CVE-2026-0641 identifies a command injection vulnerability in the TOTOLINK WA300 router firmware version 5.2cu.7112_B20190227. The vulnerability resides in the sub_401510 function within the cstecgi.cgi CGI script, specifically through improper sanitization of the UPLOAD_FILENAME argument. An attacker can remotely send crafted requests to this CGI endpoint, injecting arbitrary shell commands that the router executes with elevated privileges. The vulnerability requires no authentication or user interaction, making it remotely exploitable over the network. The CVSS 4.0 base score is 5.3 (medium), reflecting the moderate impact and ease of exploitation without privileges. While no active exploitation has been confirmed, the public disclosure of the exploit code increases the risk of opportunistic attacks. Successful exploitation could allow attackers to gain persistent control over the router, manipulate network traffic, deploy malware, or pivot to internal networks. The lack of vendor patches at the time of disclosure necessitates immediate defensive measures. This vulnerability highlights the risks of insecure CGI scripts in embedded device firmware and the importance of input validation and secure coding practices in IoT and networking equipment.

For European organizations, exploitation of this vulnerability could lead to unauthorized control over network routers, resulting in interception or redirection of sensitive data, disruption of network services, and potential lateral movement within corporate networks. This could compromise confidentiality, integrity, and availability of internal systems and data. Small and medium enterprises using TOTOLINK WA300 devices as primary network gateways are particularly vulnerable due to limited security monitoring. Critical infrastructure sectors relying on these routers for connectivity may face operational disruptions or espionage risks. The medium severity score indicates a moderate but tangible threat, especially given the ease of remote exploitation without authentication. The public availability of exploit code increases the likelihood of attacks targeting unpatched devices across Europe, potentially impacting business continuity and data protection compliance under GDPR.

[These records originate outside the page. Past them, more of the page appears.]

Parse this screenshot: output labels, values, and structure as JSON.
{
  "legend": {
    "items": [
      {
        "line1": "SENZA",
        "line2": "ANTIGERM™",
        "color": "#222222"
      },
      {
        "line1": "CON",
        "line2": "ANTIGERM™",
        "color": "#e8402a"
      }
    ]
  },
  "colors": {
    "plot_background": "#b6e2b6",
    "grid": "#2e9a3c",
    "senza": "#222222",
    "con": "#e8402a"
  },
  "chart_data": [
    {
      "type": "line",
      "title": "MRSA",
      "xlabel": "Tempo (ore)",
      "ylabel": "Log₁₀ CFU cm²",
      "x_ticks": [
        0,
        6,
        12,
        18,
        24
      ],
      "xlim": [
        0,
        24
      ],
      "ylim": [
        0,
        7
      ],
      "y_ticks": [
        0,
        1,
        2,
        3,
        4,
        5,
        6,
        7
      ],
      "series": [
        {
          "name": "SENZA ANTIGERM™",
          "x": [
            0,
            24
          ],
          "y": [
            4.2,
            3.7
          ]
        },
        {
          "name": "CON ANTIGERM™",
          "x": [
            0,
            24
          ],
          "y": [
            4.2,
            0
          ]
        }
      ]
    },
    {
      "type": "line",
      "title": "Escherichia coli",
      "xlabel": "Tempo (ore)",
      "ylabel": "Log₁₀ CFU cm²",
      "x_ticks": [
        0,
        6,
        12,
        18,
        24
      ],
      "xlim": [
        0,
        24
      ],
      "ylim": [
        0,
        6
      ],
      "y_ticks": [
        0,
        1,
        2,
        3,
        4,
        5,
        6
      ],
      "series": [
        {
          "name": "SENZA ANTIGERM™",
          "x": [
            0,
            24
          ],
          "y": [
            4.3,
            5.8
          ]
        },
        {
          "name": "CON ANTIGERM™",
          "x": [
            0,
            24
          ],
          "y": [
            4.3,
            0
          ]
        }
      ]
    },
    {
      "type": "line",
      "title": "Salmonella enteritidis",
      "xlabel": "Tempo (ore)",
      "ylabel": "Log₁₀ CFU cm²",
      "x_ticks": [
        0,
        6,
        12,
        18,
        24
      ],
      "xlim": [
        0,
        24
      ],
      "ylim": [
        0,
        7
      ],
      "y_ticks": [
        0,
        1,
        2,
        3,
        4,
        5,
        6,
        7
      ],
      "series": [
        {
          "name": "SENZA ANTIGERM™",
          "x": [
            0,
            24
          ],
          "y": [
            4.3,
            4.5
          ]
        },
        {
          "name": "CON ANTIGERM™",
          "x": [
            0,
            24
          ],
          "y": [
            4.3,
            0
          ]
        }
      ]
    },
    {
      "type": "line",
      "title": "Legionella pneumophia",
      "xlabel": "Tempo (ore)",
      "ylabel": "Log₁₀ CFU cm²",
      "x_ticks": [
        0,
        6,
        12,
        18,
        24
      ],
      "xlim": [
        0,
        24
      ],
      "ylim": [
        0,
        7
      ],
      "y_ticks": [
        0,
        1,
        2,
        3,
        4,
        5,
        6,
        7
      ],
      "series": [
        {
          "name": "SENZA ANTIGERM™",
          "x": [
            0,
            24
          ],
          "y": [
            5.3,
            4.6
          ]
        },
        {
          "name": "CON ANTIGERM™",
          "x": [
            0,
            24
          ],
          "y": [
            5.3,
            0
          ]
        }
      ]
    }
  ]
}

1. Immediately isolate affected TOTOLINK WA300 devices from external networks to prevent remote exploitation. 2. Disable remote management interfaces and any unnecessary services exposing the cstecgi.cgi endpoint. 3. Implement strict network segmentation to limit router access to trusted administrators only. 4. Monitor network traffic for unusual requests targeting the UPLOAD_FILENAME parameter or the cstecgi.cgi script. 5. Apply vendor firmware updates as soon as they become available; if no patch exists, consider replacing affected devices with models from vendors with active security support. 6. Employ intrusion detection systems (IDS) with signatures for known exploit attempts against this vulnerability. 7. Conduct regular security audits of network devices and enforce strong access controls. 8. Educate IT staff about this vulnerability and ensure incident response plans include steps for router compromise scenarios.